How Domain Authorization Works on StartBoard
With StartBoard, domain authorization puts you in control from the very first step. When you generate a new form, you explicitly define a list of allowed domains—for example, yourwebsite.com or app.clientdomain.com. These are the only domains permitted to display your form, whether you embed it via iframe or JavaScript.
How does it work in practice? Every time a user tries to load your form, StartBoard runs behind-the-scenes validation checks. If the request comes from an approved domain, the form loads instantly (green check). If someone copies your embed code to an unapproved or unknown site, strict embed restriction kicks in—the form simply won’t load, protecting your data and your users.
Even better, domain authorization is team-managed security. Multiple team members can update the allowed domain list, ensuring it always reflects your business needs, even as your web presence evolves.

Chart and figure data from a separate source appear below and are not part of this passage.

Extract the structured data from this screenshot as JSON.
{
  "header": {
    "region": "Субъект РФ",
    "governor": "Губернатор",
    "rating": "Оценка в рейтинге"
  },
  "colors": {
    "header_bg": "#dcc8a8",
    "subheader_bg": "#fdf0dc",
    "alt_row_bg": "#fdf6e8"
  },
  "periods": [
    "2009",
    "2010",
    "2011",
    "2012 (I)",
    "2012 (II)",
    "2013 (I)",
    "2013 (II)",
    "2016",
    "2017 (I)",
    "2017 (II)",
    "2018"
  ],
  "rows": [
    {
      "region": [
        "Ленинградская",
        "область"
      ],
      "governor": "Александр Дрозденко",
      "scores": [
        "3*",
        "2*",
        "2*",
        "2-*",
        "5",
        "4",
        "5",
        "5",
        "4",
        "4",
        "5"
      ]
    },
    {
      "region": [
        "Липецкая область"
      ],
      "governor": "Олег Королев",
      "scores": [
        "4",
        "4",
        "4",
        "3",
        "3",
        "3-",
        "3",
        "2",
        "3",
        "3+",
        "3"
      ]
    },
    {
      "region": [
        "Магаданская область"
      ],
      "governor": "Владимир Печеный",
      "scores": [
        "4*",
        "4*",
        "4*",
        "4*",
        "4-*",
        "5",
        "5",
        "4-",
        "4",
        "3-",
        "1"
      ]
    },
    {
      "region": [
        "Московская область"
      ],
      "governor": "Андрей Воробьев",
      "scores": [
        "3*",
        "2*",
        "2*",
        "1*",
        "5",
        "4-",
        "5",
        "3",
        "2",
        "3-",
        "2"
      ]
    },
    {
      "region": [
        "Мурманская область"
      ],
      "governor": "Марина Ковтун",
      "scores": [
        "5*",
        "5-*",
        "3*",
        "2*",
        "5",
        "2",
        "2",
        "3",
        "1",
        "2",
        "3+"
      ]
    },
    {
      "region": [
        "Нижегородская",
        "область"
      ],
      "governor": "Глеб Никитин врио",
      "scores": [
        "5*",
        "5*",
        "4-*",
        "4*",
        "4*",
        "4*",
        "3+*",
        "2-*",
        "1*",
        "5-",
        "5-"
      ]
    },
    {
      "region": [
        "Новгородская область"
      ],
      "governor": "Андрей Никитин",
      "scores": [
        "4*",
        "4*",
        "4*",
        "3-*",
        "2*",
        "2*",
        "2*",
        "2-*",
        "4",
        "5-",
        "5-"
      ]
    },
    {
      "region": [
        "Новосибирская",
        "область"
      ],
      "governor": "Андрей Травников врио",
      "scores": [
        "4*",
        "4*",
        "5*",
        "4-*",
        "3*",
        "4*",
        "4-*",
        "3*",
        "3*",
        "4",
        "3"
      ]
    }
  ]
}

Want step-by-step instructions?
Read our technical guide on configuring allowed domains for full details and best practices.
Step-by-Step: Adding & Managing Authorized Sites
Securing your forms on StartBoard is fast and team-friendly. Here’s how:
Step 1: Use the domain management interface
As a team admin, access the main security settings. Add or update your list of authorized websites—these are the only domains allowed to display any of your organization’s forms.
Step 2: Assign domains to specific forms
When creating or editing a form, go to “Authorized Domains” in the form settings. Select one or more domains from your approved list. You control exactly where each form appears, using simple checkboxes—no technical setup needed.
Step 3: Real-time enforcement
Hit “Save” and your settings are applied instantly. There’s no need to regenerate or update your embed code—your team’s access controls and domain restrictions take effect right away.
This collaborative, real-time approach to security means your whole team can respond quickly to new needs—granting or revoking site access for any form at any time.
What Happens If a Form is Embedded on an Unauthorized Site?
When someone tries to display your StartBoard form on a website that’s not explicitly authorized, content blocking is instantly enforced. Instead of your form, users will see either a blank space, a custom error message, or a clear security warning—depending on your chosen settings.
No matter what, no data is ever captured or transmitted from unauthorized domains. The form simply won’t load, and any attempted submissions are completely ignored. This strict unauthorized embed policy protects you from data scraping, accidental data leakage, and deliberate misuse.
By preventing unapproved sites from displaying or collecting information through your forms, you ensure robust data exfiltration prevention—keeping sensitive customer information and lead data secure at all times.
Best Practices for Form Security
Protecting your forms doesn’t end with domain authorization. Follow these best practices to maximize security and peace of mind:
- Regularly conduct security audits
Review your authorized domain list at scheduled intervals. Remove outdated or unused domains to minimize exposure. - Implement strict access controls
Limit who can edit domain settings and form permissions. Only trusted team members should have access to security-critical features. - Enable embed monitoring and alerting
Set up notifications for every new embed attempt—especially if it comes from an unrecognized domain. Prompt alerts allow you to respond quickly to any unauthorized activity. - Monitor access logs for anomalies
Regularly review form access logs for suspicious patterns, such as repeated failed loads or embed attempts from unusual locations.
By following these practices, you turn form security from a one-time setup into a continuous, team-managed process—ensuring your data and reputation are always protected.